Opponents say fast-breeder nuclear generation is too expensive and is unsafe because of the dangers associated with handling plutonium, which is highly radioactive and could be used to produce nuclear weapons.

The multi-billion-dollar project, which dates back to late 1960s, is part of Japan's ambitious nuclear fuel recycling program. Japan hopes to put the fast-breeder reactor into commercial use around 2050.

The U.S., Britain, France and Germany, which were former leaders in fast-breeder projects, have all abandoned their attempts because they are not safe, are not economically viable, pose nuclear proliferation risks and failed to gain social acceptance, opponents said.

"We are deeply concerned about the grave risks involved with the restart of the Monju," Hideyuki Ban, co-director of a civil group Citizens' Nuclear Information Center, said in a statement Thursday. The group demanded the reactor be closed permanently. "It is a great irony that Monju is being restarted when unprecedented international attention is being given to nuclear security."

Japan has already spent more than 900 billion yen ($9.5 billion) on the Monju reactor and would have to spend about 23 billion yen ($240 million) in annual running costs for the next several years.

For local officials, Monju's resumption could mean a chance to boost the economy.

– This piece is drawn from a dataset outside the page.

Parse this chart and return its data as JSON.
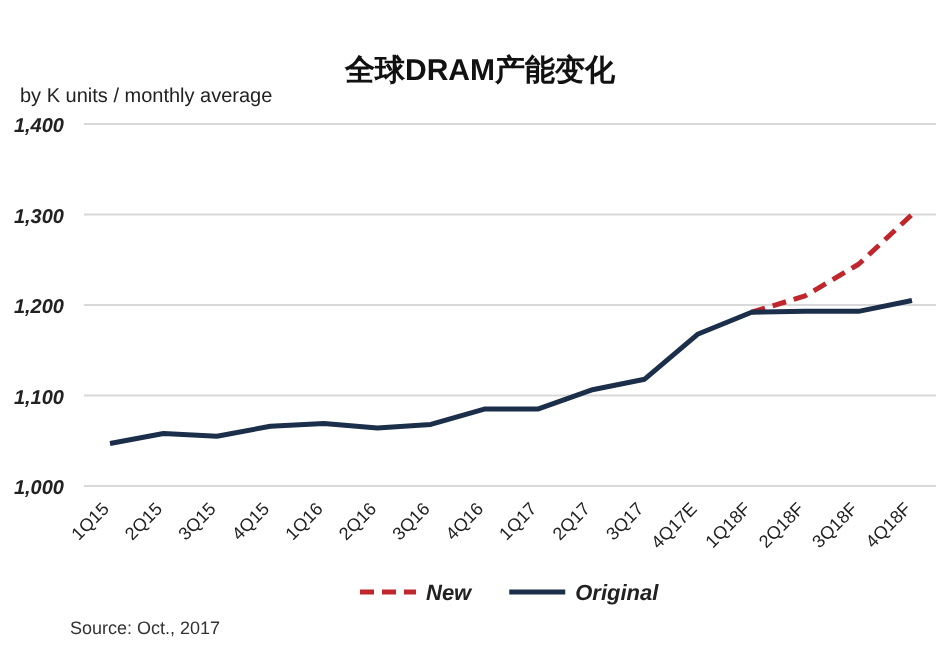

In providing local consent to Monju's reopening last month, Fukui Gov. Issei Nishikawa asked Economy, Trade and Industry Minister Masayuki Naoshima for financial assistance and an extension of a "bullet" express train line to the city.

Japan's 55 nuclear reactors supply 35 percent of the country's electricity. The government wants to build about a dozen more new plants and raise output to around 40 percent of the national supply for the next 20 years.

The nuclear energy industry in Japan has been plagued by safety violations, reactor malfunctions and accidents.

The Fukui region also was the scene of Japan's deadliest-ever nuclear-plant accident, when a corroded cooling pipe — carrying boiling water and superheated steam — burst at a plant in Mihama in August, 2004, killing five workers. No radiation was released in that accident.